11. The model parameter update method according to any one of claims 1-5, wherein, The hyperparameter threshold is less than or equal to 0.

96.

12. A model parameter update device for a neural network model, comprising: The acquisition module is configured to acquire first training data and second training data corresponding to different learning tasks, wherein the first training data and the second training data are images, and the neural network model is used to classify the images; The first update module is configured to update the initial model parameters of each layer of the neural network according to the first training data, with the goal of maximizing the average loss in the neighborhood of the initial model parameters of each layer of the neural network model, along the direction of gradient descent, to obtain the first model parameters. The first determining module is configured to determine, through singular value decomposition, multiple left singular vectors of the representation matrix of the first training data in each layer of the network based on the first model parameters, as a subspace formed by the first training data, wherein the number of the multiple left singular vectors is determined by a k-rank approximation operation, and the value of the hyperparameter used in the k-rank approximation operation is less than a hyperparameter threshold. The second determining module is configured to determine the second gradient of the loss function in each layer of the neural network based on the second training data, with the objective of maximizing the average loss in the neighborhood of the first model parameters of each layer of the neural network model. The third determining module is configured to determine the gradient components in the second gradient that are orthogonal to the subspace formed by the first training data, as the orthogonal gradient components corresponding to each layer of the network. The second update module is configured to update the first model parameters of each layer of the network according to the orthogonal gradient components corresponding to each layer of the network, along the direction of gradient descent, to obtain the second model parameters.
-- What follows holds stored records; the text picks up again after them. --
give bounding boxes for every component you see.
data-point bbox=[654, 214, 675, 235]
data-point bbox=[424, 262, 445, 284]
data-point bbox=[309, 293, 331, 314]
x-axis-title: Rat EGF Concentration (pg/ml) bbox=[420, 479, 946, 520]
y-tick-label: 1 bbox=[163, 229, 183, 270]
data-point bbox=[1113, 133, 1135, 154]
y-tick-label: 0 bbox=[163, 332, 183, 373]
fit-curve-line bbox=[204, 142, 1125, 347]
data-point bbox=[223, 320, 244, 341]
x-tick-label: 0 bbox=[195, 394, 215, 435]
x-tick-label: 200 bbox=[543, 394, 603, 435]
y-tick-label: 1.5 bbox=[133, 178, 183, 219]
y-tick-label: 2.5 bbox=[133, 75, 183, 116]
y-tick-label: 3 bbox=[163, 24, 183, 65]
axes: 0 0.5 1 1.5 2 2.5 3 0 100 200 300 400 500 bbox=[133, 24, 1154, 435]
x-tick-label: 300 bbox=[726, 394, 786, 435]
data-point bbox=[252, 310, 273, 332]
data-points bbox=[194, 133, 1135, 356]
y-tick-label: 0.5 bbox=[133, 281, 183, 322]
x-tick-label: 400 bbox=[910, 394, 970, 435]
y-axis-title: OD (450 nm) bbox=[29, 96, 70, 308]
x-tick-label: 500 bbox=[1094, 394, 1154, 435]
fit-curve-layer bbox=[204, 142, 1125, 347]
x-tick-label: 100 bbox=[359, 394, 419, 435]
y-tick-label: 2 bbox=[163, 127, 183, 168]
13. A model parameter update device for a neural network model, comprising: Memory; as well as A processor coupled to the memory, the processor being configured to execute, based on instructions stored in the memory, the model parameter update method for a neural network model as described in any one of claims 1 to 11.

14. A computer-readable storage medium having stored thereon computer program instructions that, when executed by a processor, implement the model parameter update method for a neural network model as described in any one of claims 1 to 11.